Playing with fq_codel in 2.4

xRaisen

Hello, I am new here. I have been following this thread since last week. Tried the new patch and it's working as intended just like the manual. I leave everything in default, I just add the Upload/Download bandwidth Queue Management Algorithm
CoDel and FQ_Codel for Scheduler.

I have tested it, hogging my connections doing 20 torrents and 1 download on IDM. Played Online game to see the ping and CMD ping www.google.com -t, I experienced 1 to 2 packet loss, and 3 to 5 ping dancing and I can still play like as if there were no downloads happening on the background.

Some issues on the syslog, but fixed it by this command: ifconfig <nics> -promisc

0_1529003640259_4f840f82-1253-4255-a783-eb3ad481a2d3-image.png

Just a heads up! This one though, it's just showing on the syslogs everytime.

0_1529003711093_e9ff68bc-48a9-450f-8db7-ed6bda851357-image.png

By the way, I have Floating rules active and limiters(for LAN scheds, no queues).

Overall, thank you. This helps me a lot.

cplmayo

@xraisen Your nics shouldn't need to be in promiscuous mode. That is a message that I would ignore.

Promiscuous mode is just going to have your NIC accept all packets.

Non-Promiscuous mode will have you NIC drop packets not destined for it.

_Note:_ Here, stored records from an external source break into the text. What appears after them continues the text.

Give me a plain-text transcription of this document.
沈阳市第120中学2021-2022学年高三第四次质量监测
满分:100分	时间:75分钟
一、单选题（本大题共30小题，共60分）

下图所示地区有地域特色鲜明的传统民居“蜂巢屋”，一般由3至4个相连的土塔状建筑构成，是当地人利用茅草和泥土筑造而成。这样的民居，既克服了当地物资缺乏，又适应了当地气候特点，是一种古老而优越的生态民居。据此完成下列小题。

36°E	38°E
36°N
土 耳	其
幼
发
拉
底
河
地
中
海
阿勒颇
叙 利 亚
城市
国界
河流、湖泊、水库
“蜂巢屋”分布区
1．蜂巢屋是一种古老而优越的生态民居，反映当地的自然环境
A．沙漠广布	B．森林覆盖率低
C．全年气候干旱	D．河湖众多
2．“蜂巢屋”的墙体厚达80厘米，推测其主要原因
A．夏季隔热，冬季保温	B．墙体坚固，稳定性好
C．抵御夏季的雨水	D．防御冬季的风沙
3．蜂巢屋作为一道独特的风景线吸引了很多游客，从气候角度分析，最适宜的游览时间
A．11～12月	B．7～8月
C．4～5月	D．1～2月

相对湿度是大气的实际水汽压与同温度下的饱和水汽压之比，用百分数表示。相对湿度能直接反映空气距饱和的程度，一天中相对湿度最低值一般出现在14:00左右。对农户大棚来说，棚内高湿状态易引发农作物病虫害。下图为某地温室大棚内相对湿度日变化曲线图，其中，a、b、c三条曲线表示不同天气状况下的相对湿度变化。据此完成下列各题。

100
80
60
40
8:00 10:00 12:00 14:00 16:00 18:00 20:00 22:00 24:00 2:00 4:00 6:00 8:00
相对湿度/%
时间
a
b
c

Unless you are doing packet captures I can't think of a reason you would want to run in promiscuous mode.

xRaisen

@cplmayo This was enabled default because I don't remember enabling this. But thanks for the info!

mattund

@xraisen

I'm also seeing the flowset busy log entries occasionally, I think it has to do with the fact that the rules don't always get deleted (just reconfigured). However, I am not positive on that yet. Others may have gotten around this or have other ideas...

EDIT:

We're a lot like opnsense with this patch, because they are using this (dummynet - not my patch lol) for their shaping I think. Well, regardless, this ticket:

https://github.com/opnsense/core/issues/1279

Due to the fact that the internal variables of each AQM instance is allocated and freed dynamically, re-configuring AQM (e.g. select CoDel for a pipe that currently uses PIE)
can lead the AQM code to access unallocated memory (freed during AQM re-configuration) and kernel panic could happen.
Therefore, I tried to avoid any potential kernel panic by preventing re-configuring AQM for busy pipe/queue.

He suggests:

Temporarily block the traffic (using IPFW rules) from passing through AQM PIE/queue until you finish your configuration.
Delete the old pipes/queues that need to be re-configured with AQM and create them again with all the desired settings.
Reboot the firewall

I think this really would need to be a code-level patch somehow. Somehow "unbusy" it, then apply

EDIT 2:

I find this kind of hilarious and coincidental, but I'm experiencing this right now. I'm going to screw around with my shaper.inc and see what it takes to shake this error.

EDIT 3:

Deleting and recreating the rules does nothing to alleviate the error, however setting the Queue Management Algorithm to on the Parent Limiter droptail worked to get it to stop throwing each apply for me.

cplmayo

@mattund From my experience with limiters and floating rules; always apply after any single change to a limiter. Each time I make a change I save and apply. I ran into problems at first when I would save several changes and apply at once.

May help may not.

For floating rules always reset states after making a change. This is due to how pfSense handles floating rules. It just helps to ensure that your floating rules are being applied to all of your traffic. If you add a floating rule and do not reset states only new traffic will be evaluated against the rule.

w0w

This post is deleted!

xRaisen

@cplmayo said in Playing with fq_codel in 2.4:

@xraisen Your nics shouldn’t need to be in promiscuous mode. That is a message that I would ignore.
Promiscuous mode is just going to have your NIC accept all packets.
Non-Promiscuous mode will have you NIC drop packets not destined for it.
Unless you are doing packet captures I can’t think of a reason you would want to run in promiscuous mode.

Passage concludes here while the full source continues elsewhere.